Saat traveling, penting sekali untuk mendengar nasehat atau saran dari orang lokal yang lebih mengerti dan lebih paham dengan daerahnya. Jangan merasa tersinggung kalau itinerary yang sudah kamu susun diacak-acak saat kamu berkonsultasi kepada orang lokal. Jangan merasa kecewa atau memaksakan diri kalau dikatakan kamu tidak bisa ke daerah A karena sedang kondisi buruk di sana. Gunakan kedua telingamu untuk lebih banyak mendengar. Nasehat atau saran itu merupakan bentuk tanda sayang seseorang kepada kita.
Mungkin ada yang bertanya, “Bagaimana jika orang tersebut memang bermaksud buruk?” Nah, sebelum berangkat liburan, berdoalah kepada Sang Tuhan dan minta terus penyertaanNya. Libatkan Tuhan dalam perjalananmu. Mohon perlindungan padaNya dan mohon juga agar diberikan tanda jika memang ada maksud buruk dari seseorang.
Jika memang kamu tetap mendapat pengalaman buruk seperti tertipu datau dibohongi, maka tulislah agar orang lain bisa tahu. Tulislah agar orang lain bisa belajar dari pengalaman kita dan pengalaman buruk itu berhenti cukup sampai pada diri kita saja, orang lain tidak perlu merasakannya juga.
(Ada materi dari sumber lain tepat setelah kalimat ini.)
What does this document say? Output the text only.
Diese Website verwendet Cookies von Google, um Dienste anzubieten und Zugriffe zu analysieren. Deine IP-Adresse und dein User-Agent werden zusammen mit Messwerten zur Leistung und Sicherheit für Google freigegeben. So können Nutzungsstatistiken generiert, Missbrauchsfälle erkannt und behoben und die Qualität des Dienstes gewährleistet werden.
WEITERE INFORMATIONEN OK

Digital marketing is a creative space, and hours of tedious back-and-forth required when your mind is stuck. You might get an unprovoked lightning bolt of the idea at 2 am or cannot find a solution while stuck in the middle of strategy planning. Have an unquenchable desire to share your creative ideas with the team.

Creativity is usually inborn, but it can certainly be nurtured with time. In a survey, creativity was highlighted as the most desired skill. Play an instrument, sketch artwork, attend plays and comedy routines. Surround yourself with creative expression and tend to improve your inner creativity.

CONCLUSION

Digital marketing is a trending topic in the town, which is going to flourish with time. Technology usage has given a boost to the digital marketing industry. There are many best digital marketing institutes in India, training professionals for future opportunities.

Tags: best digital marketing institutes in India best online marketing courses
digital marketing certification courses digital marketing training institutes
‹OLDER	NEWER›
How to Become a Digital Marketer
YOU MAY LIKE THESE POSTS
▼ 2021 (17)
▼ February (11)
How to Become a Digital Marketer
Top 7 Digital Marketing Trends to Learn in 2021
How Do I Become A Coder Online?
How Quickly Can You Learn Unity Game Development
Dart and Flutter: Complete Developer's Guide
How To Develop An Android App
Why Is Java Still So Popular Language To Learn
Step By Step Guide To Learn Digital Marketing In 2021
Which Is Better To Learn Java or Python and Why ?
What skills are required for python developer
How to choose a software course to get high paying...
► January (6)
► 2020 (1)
Saya percaya kalau memang niat kita baik, Tuhan akan menyertai perjalanan kita. Bukan tidak mungkin kita bisa membedakan antara nasehat yang baik dengan nasehat yang kelihatannya baik. Intinya, belajarlah untuk lebih banyak mendengar nasehat dari orang lain dan teruslah berbuat baik. Bukan tidak mungkin kebaikan-kebaikanmu lah yang akan menolongmu di masa yang akan datang. Dan yang terakhir, berpikirlah positif sebab you can’t live in a positive life with a negative mind.
Sekian dulu kultum hari ini, mohon maaf apabila ada salah-salah kata. Seperti kata Dorce Gamalama, “Kesempurnaan hanya milik Allah dan kekurangan pasti milik manusia.”
Sampai jumpa lagi di kesempatan berikutnya.
Salam sayang penuh manja,
Mark Zuckerberg & keluarga.
The only thing to do with good advice is to pass it on. It is never of any use to oneself.